Mark LeVine ne se contente pas d’interviewer les fans et musiciens : il jamme avec eux, participant à des festivals rassemblant des milliers de spectateurs comme le Dubai Desert Festival. Ce faisant, il découvre un univers insoupçonné de metalheads, rockers, rappeurs jusque dans des endroits aussi inattendus que Peshawar, à la frontière de la zone tribale du Pakistan. Son séjour au Maroc lui permet ainsi de découvrir une scène métal bien vivante, représentée annuellement par le festival l’Boulevard des jeunes musiciens. Il explore les liens complexes entre groupes de métal – ou de hip-hop – d’une part, activistes islamistes de l’autre, s’efforçant de comprendre comment peuvent s’articuler ces deux types de contestation, l’une implicite, l’autre explicite.
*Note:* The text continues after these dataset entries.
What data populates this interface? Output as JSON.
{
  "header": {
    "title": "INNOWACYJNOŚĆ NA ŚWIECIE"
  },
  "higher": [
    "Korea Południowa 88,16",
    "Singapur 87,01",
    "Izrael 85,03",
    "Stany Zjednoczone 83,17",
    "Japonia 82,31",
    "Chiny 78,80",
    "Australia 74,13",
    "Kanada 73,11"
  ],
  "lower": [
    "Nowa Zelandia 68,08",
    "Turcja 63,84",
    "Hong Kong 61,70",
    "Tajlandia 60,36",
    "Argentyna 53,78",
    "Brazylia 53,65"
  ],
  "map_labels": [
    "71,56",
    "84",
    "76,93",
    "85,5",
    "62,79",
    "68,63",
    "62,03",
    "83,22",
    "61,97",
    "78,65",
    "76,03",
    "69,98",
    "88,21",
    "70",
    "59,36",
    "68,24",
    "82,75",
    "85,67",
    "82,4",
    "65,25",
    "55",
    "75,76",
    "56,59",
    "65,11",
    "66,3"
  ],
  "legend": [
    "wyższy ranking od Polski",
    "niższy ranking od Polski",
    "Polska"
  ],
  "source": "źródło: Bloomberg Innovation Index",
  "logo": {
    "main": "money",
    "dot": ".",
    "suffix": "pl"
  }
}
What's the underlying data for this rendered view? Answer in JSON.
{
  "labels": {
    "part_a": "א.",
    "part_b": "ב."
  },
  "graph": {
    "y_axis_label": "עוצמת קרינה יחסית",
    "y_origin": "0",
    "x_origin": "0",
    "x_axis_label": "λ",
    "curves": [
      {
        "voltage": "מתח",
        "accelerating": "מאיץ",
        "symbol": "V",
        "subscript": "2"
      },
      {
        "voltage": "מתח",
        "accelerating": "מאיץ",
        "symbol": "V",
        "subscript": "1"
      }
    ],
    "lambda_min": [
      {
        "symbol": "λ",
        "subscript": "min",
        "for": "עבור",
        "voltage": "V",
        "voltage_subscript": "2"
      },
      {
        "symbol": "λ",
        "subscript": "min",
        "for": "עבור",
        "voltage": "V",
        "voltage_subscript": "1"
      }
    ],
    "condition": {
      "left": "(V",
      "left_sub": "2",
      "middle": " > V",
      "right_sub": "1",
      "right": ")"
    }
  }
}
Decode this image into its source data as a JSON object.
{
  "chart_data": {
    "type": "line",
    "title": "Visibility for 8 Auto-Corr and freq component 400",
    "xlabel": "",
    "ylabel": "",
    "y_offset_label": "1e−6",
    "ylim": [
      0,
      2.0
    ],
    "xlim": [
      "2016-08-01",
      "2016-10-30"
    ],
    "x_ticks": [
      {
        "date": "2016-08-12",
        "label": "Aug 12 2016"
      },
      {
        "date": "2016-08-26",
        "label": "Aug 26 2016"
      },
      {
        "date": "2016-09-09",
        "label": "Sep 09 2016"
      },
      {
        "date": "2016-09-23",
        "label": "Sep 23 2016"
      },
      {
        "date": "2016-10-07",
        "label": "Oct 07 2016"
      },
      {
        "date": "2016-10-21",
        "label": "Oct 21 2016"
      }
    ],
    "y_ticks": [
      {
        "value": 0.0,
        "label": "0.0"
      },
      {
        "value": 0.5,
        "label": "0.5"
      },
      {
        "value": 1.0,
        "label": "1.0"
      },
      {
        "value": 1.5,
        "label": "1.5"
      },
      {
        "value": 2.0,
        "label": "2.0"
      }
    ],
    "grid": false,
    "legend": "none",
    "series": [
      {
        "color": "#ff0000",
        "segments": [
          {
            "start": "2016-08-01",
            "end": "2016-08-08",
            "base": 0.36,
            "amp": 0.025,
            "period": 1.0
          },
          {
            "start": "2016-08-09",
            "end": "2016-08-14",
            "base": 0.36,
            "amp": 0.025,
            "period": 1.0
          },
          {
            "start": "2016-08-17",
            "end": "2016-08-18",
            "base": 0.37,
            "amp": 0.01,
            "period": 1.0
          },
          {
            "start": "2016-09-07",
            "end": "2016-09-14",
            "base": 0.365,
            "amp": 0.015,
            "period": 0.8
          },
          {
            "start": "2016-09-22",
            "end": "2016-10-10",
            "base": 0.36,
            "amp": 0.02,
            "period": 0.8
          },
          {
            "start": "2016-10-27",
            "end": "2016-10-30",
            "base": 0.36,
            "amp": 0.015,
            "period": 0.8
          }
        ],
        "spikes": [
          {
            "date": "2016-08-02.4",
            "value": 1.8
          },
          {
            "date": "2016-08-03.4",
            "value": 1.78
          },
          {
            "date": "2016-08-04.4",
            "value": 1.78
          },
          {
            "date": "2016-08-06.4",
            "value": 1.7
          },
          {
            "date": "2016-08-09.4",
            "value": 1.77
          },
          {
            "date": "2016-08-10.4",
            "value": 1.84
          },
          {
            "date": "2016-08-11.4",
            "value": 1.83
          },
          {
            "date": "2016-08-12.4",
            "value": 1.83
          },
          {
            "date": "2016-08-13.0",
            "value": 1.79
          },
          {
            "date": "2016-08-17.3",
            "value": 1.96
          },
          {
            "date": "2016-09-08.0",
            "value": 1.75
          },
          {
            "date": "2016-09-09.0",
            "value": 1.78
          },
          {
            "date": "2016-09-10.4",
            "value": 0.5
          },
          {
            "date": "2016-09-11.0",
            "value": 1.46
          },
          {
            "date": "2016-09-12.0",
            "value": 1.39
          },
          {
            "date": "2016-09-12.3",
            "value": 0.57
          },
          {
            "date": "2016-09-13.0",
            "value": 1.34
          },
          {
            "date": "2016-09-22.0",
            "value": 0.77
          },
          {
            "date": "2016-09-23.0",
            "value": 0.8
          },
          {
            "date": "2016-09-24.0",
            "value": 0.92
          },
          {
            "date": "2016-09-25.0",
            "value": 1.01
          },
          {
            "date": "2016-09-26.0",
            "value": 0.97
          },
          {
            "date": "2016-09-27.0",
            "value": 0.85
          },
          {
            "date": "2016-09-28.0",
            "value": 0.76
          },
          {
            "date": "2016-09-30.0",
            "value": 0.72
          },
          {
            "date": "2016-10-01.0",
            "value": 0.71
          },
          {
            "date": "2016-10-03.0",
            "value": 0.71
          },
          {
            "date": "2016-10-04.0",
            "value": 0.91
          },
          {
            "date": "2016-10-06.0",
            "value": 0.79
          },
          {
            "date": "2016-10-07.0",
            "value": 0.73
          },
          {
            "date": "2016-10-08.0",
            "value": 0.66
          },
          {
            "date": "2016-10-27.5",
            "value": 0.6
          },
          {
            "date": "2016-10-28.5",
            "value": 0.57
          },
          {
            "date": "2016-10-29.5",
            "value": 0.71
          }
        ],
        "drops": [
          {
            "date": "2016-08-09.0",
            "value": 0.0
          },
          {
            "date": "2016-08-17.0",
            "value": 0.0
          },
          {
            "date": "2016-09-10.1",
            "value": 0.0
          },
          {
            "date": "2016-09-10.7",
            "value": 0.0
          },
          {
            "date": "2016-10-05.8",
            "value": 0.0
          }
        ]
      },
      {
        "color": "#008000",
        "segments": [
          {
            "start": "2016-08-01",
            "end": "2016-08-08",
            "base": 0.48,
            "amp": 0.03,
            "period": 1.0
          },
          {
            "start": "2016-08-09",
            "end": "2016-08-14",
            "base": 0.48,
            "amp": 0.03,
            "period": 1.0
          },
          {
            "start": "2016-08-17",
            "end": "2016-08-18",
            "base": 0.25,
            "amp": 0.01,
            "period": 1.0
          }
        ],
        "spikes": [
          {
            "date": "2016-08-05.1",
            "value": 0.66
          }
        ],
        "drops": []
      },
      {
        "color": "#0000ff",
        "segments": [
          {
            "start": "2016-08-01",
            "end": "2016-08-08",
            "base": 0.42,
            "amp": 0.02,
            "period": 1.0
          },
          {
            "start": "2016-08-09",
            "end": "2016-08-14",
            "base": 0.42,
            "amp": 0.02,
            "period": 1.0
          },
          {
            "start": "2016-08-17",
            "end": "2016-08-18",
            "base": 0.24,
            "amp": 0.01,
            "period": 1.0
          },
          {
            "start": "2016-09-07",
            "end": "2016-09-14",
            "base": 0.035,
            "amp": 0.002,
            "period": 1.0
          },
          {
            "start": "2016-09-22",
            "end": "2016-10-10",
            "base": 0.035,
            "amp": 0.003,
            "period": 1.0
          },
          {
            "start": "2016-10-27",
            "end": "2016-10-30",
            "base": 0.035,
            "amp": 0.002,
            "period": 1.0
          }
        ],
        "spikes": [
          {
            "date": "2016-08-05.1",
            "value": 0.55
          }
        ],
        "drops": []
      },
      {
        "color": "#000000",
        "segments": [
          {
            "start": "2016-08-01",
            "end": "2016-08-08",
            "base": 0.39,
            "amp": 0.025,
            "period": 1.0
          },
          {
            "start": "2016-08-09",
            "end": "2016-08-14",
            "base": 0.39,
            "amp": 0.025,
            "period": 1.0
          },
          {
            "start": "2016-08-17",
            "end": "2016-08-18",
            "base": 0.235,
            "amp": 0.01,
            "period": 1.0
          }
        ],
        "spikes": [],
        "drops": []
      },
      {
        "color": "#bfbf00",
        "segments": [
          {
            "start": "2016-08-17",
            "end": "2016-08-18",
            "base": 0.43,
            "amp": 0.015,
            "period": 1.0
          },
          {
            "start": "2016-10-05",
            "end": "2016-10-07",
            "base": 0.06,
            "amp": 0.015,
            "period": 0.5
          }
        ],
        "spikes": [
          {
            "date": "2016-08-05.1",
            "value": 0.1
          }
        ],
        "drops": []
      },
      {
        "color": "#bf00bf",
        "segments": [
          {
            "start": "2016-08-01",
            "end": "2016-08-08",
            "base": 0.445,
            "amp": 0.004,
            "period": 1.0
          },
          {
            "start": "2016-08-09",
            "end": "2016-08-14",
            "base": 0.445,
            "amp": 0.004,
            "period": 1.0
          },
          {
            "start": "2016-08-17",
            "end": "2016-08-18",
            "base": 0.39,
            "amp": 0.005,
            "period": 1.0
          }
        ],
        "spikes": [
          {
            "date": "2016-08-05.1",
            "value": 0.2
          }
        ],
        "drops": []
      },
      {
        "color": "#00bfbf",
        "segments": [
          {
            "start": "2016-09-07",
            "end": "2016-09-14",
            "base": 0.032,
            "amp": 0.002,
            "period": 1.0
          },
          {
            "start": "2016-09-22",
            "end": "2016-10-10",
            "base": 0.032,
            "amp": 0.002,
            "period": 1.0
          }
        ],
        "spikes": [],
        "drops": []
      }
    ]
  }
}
Il aborde également la relation ambiguë qu'entretient cette jeunesse avec la mondialisation – le metal local trouve en effet des racines dans la musique traditionnelle, comme le montrent les exemples des Marocains Hoba Hoba Spirit ou du supergroupe pakistanais Junoon. Confrontés d’une part à l’ordre moral islamique, de l’autre à une standardisation mondialisante de la pop music, représentée aussi bien par MTV que par ses équivalents moyen-orientaux, comme la chaîne Rotana, ces scènes locales et bien vivantes luttent pour trouver un espace d’expression propre. L’évolution du festival l’Boulevard des jeunes musiciens est à cet égard tout à fait caractéristique : en dépit des menaces de censure de la part du pouvoir, le festival, au départ gratuit, était parvenu à attirer un public issu des quartiers les plus défavorisés de la ville. Puis les sponsors sont venus, et avec eux un esprit différent – et une augmentation des tarifs. Le mouvement metal est également menacé de perdre son âme par la cooptation, qui permet de faire passer des musiciens contestataires dans le giron de l’Etat. L’histoire des musiciens que rencontre Mark LeVine est donc celle d’une lutte constante pour simplement exister. Certains font passer un message politique, d’autres se déclarent ouvertement apolitiques même si la nature même de leur activité, voire leur tenue, est susceptible de leur attirer des ennuis.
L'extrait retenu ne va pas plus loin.